Teaching
courses across interaction, print, motion, and design thinking
Undergraduate | Studio | 2 Credits | 400-level
every semester
Graphic Design Capstone II: Design
Design: research made visible
The second semester of a two-semester capstone sequence for Graphic Design seniors. Students continue and complete the design work begun at the end of semester 1, progressing through iteration, testing, and refinement toward a finished, exhibition-ready body of work. The semester culminates in a public Capstone exhibition on campus, open to the entire community. All work is individual; students move through the semester as a cohort.
Undergraduate | Studio | 2 Credits | 400-level
every semester
Graphic Design Capstone I: Design Research
Find the question before you find the answer
The first semester of a two-part capstone sequence for Graphic Design seniors focuses on students choosing a passion subject—rather than a medium, skill, or material—and conducting in-depth primary and secondary research. This research includes surveys, interviews, field observation, and literature review, tailored to each student's chosen topic. The design process only starts once adequate research has been completed, rather than on a predetermined deadline.

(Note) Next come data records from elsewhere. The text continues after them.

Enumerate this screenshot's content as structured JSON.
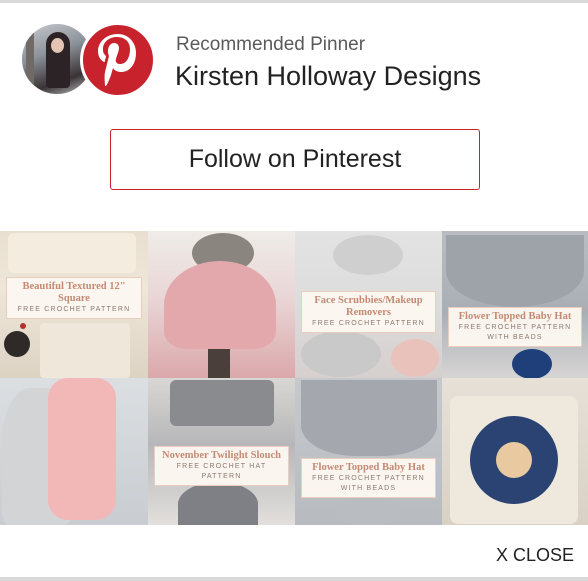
{
  "header": {
    "label": "Recommended Pinner",
    "name": "Kirsten Holloway Designs"
  },
  "follow_button": "Follow on Pinterest",
  "tiles": [
    {
      "title": "Beautiful Textured 12\" Square",
      "subtitle": "FREE CROCHET PATTERN"
    },
    {
      "title": "",
      "subtitle": ""
    },
    {
      "title": "Face Scrubbies/Makeup Removers",
      "subtitle": "FREE CROCHET PATTERN"
    },
    {
      "title": "Flower Topped Baby Hat",
      "subtitle": "FREE CROCHET PATTERN WITH BEADS"
    },
    {
      "title": "",
      "subtitle": ""
    },
    {
      "title": "November Twilight Slouch",
      "subtitle": "FREE CROCHET HAT PATTERN"
    },
    {
      "title": "Flower Topped Baby Hat",
      "subtitle": "FREE CROCHET PATTERN WITH BEADS"
    },
    {
      "title": "",
      "subtitle": ""
    }
  ],
  "close_button": "X CLOSE",
  "colors": {
    "pinterest_red": "#c8232c",
    "banner_title": "#c58a73"
  },
  "icons": [
    "avatar",
    "pinterest-logo-icon"
  ]
}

Undergraduate | Studio | 4 Credits | Writing Intensive
odd fall
Advanced Graphic Design
Building a complete design practice — systems, identity, and professional positioning.

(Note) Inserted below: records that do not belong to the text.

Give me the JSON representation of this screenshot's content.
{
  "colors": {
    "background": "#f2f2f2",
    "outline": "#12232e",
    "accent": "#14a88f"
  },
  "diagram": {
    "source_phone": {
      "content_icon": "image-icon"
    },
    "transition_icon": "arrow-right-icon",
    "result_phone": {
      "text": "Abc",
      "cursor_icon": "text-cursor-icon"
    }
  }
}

The third course in the graphic design sequence. Students develop complete brand identity systems for larger projects, build their own personal identity and portfolio, and design UX/UI solutions for real community issues. The course marks the transition from student to practicing designer — work is rigorous, research-driven, and built for the real world.

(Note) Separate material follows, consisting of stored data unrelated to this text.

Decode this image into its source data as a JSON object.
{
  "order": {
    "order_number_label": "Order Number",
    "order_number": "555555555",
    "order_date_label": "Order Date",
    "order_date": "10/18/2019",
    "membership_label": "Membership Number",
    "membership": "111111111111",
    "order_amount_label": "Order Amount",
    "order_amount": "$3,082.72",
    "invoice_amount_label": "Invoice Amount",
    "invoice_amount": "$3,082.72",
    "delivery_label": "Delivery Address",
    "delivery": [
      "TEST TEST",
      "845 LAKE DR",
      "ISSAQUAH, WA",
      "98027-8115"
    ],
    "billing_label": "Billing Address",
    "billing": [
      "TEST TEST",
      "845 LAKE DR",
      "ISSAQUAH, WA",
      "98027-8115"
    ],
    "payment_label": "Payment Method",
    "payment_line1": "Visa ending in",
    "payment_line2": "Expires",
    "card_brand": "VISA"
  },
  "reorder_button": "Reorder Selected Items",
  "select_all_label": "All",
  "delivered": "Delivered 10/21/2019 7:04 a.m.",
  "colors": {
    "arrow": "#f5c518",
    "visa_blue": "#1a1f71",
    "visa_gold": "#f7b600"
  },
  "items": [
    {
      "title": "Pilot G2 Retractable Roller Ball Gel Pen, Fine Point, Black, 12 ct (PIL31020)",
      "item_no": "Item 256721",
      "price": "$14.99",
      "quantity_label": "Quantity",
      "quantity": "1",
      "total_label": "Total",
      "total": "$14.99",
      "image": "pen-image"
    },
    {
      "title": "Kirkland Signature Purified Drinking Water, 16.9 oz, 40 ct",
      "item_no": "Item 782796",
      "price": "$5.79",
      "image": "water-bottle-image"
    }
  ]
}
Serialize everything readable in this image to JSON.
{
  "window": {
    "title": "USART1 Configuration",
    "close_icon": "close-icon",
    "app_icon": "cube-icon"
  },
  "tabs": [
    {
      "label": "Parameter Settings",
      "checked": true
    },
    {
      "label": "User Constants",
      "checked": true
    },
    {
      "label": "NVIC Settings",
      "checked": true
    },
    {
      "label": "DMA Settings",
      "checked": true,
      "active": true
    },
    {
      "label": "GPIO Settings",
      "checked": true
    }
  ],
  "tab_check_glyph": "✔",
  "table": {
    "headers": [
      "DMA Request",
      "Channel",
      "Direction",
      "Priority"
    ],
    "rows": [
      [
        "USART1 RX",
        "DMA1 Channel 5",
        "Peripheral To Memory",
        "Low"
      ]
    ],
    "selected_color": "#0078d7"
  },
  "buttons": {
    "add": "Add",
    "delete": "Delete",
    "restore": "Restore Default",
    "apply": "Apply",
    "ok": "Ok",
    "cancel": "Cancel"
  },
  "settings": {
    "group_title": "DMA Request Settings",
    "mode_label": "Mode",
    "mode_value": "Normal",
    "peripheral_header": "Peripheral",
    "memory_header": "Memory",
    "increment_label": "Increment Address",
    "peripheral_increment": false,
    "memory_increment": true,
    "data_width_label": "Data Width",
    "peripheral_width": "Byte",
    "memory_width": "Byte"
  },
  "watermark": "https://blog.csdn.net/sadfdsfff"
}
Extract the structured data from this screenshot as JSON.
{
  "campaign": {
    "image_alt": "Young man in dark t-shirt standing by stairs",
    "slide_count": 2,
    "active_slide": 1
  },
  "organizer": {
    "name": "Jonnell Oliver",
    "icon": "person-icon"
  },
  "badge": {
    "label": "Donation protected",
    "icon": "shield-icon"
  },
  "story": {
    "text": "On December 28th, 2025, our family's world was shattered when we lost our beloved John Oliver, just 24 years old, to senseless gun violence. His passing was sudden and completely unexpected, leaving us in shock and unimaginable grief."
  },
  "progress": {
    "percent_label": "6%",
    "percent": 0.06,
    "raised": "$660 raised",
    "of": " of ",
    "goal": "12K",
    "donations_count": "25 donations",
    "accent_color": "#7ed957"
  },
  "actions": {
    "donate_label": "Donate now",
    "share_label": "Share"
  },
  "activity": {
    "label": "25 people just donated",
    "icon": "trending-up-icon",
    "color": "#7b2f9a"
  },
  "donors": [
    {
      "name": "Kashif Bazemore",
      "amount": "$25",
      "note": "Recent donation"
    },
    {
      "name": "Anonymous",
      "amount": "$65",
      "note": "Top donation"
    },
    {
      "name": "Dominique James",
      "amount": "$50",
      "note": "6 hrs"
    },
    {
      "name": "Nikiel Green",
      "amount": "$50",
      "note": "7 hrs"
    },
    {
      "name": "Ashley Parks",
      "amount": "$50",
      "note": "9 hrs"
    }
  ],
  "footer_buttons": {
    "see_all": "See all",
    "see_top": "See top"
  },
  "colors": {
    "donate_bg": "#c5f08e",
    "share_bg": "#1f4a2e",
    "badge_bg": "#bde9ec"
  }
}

Undergraduate | Studio | 4 Credits
odd spring
Package Design
From flat sheet to three-dimensional form — structure, sustainability, and the designed object
A studio course exploring packaging design through the lens of sustainability. Students learn material properties, structural engineering, cradle-to-cradle philosophy, and how to design packaging systems that minimize waste without sacrificing visual communication. Projects include structural dieline construction, sustainable material selection, and a complete beverage brand system — packaging seven product variations as a cohesive identity suite.
Undergraduate | Studio | 4 Credits
odd spring
Motion Graphics
Time, motion, and the story that moves
A studio course exploring motion design as a conceptual and storytelling practice. Students learn to think in time — using color, movement, pacing, and narrative to communicate ideas that static design cannot. Projects include design in motion, kinetic typography, and a title sequence. Storyboarding is central to the process. Software — After Effects and Adobe Animate — serves the concept, not the other way around.
Undergraduate | Studio | 4 Credits
spring
Graphic Design 2
The mark, the sign, the symbol — design as social justice
A sophomore-level studio grounded in semiotics, mark-making, and design as social practice. Students learn to read and construct visual signs — understanding how marks carry meaning, how metaphor operates in images, and how design can argue a position and advocate for change. Every project begins by hand. Every project asks: what does this image actually say, and to whom?
Undergraduate | Studio | 4 Credits
even fall
Typography
From the letterform to the page — type as meaning, structure, and voice.
An introductory studio course in typography covering the fundamentals of letterform design, the functional and expressive use of type, typographic history, and the development of typographic systems. Students draw letterforms by hand, photograph type in the environment, design typefaces, and build multi-page grid systems. Every project treats type as both a formal element and a carrier of meaning.
Undergraduate | Studio | 4 Credits
even spring
Interaction Design
Designing for human experience — from paper to screen
A studio course examining how people interact with designed experiences across physical objects, games, environments, and digital interfaces. Every project begins with analog making before moving to digital tools. Students collect data, test with real users, and iterate based on evidence. This course fulfills the university's Quantitative Reasoning requirement.